Они дочитывают до конца, где мистер Магнолия благополучно осапоживается.
– Так, – говорит он, словно у него внутри сработал будильник и он больше не может ждать ни секунды, – теперь нам надо пойти наверх, потому что деду нужно посмотреть свою работу на завтра. Для большой школы.
– Не хочу.
– Но нам надо, моя хорошая. Пойдем.
– Нет!
– Да. Давай пойдем.
– Нет!
– Вики, да. Ты же хорошая девочка.
– Не-е-ет! Нет-нет-нет!
И вот внезапно разражается истерика. Она вся раздувается, деревенеет, краснеет. У нее внутри извергается вулкан протеста. Ему бы следовало использовать какой-нибудь отвлекающий маневр, но он и так очень долго терпел. Он просто сгребает ее в охапку и тащит громогласное и извивающееся тельце по ступенькам в комнату, которая некогда была спальней Гэри. Он кладет ее на кровать и, пробормотав какое-то формальное утешение, оставляет стенать, а сам включает компьютер. Я что, в самом деле хочу проводить каждый день с детьми с утра до вечера? – спрашивает он себя. Да, хочет, и по весьма понятным причинам. Да и семилетние дети совсем не похожи на двухлетних. Учитель начальных классов мистер Торренс будет совсем другим человеком, он будет занимать совсем другое положение, не то что раздражительный дед Алек.
Рев Вики стихает и перерастает во всхлипывания. Он видит, что она глазеет в монитор. Там, где не помогает сила, всегда помогает голубой экран.
– Как ты, котенок? – спрашивает он, подхватывая ее на колени.
Неправдоподобно огромные слезы свисают с ее неправдоподобно длинных ресниц, и он, устыдившись, промакивает ей глаза. Вместе они смотрят, как запускается операционная система. Она смотрит, а его взгляд блуждает по книжной полке, на которой аккуратно расставлены учебники, пособия и папки Открытого университета. Инструменты трансформации, которая завершится завтра в половине девятого утра, когда он с портфелем пройдет через ворота школы Холстед Роуд.

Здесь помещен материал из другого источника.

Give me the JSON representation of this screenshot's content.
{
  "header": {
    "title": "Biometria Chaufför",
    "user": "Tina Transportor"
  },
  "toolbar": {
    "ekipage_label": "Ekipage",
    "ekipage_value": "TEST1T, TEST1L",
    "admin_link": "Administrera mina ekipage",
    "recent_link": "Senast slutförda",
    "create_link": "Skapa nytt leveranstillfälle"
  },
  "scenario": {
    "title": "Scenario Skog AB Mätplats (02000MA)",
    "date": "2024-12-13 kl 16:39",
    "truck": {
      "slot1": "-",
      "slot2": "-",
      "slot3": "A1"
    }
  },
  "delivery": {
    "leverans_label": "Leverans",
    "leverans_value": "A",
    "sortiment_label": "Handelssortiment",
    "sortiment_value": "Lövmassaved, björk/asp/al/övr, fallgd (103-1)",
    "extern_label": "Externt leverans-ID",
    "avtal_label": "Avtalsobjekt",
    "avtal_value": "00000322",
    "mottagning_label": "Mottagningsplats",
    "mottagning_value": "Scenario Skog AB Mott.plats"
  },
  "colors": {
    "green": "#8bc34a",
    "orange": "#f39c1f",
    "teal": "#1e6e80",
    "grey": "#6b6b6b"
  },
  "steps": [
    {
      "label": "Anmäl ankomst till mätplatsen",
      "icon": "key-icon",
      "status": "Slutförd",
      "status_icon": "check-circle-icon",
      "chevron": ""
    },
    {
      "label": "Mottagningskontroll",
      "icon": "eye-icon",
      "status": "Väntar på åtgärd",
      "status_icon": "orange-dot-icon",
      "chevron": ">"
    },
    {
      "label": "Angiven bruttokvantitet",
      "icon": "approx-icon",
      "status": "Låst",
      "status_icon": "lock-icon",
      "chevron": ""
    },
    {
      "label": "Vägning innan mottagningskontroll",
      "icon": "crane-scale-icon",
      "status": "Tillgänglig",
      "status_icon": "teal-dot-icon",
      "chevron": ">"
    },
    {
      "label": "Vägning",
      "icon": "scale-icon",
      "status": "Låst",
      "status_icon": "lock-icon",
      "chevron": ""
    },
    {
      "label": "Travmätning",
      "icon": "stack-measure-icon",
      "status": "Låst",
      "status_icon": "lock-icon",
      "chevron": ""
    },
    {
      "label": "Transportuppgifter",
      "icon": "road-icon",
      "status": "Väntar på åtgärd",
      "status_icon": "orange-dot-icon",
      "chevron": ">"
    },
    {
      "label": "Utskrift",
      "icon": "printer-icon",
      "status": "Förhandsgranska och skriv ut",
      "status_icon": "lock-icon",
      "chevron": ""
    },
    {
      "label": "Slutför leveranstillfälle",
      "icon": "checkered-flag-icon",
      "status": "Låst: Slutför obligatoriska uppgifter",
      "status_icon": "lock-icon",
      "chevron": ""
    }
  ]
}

Они же – его утешение, его прибежище и в каком-то забавном смысле – его реванш. Он прятался здесь с «Искусством видеть» и «Педагогикой угнетенных» Фрейре, чтобы создать себя заново и показать этим ублюдкам.
– А мы поиграем в гусеничку? – спрашивает Вики.
Она имеет в виду установленную на компьютере игру.
– Да, поиграем потом, – говорит он и открывает «Ворд».
Снова загрузка, жесткий диск смешно тарахтит и жужжит. Алек думает, а что, если вся эта история с Тони никак не связана с сексом? Ну или почти не связана. Что, если дело вообще не в соблазне и не в искушении? Что, если ей просто одиноко? Я сидел здесь, менялся, и чем больше я менялся, тем меньше мы обсуждали, что у меня на уме. Не могли же мы обсуждать Паулу Фрейре. Нет, мы, конечно, пытались, но у нас ничего не вышло. Когда мы разговариваем – слава богу, хоть разговаривать еще не перестали, – мы обсуждаем, только как прошел день; обсуждаем сыновей, а теперь еще и внуков; обсуждаем, чего нового в бесконечной мыльной опере под названием «Теско»: кто из людей, которых я никогда не встречал, расстался с теми, кого я тоже никогда не встречал. Но внутри меня есть часть, о которой я не говорю, и она становится больше. Я думал, что это моя потеря, но, конечно, и ее тоже. Она понимает, что значительная часть меня теперь находится вне ее поля зрения, вне ее доступа. Может быть – и почему это не приходило к нему в голову раньше – какая-то часть ее жизни тоже разрастается за пределы его досягаемости? Может, Тони просто… там? Сидит себе на диване и не витает в облаках.
Наконец открывается файл. Куча точек и стрелочек, пожалуй, даже с избытком. Вики глядит, не отрывая глаз.
– Что тут написано, деда? – спрашивает она.
– Всякая скукотища, – говорит он. – А знаешь что? Давай-ка сделаем слова побольше и попробуем поискать твою букву.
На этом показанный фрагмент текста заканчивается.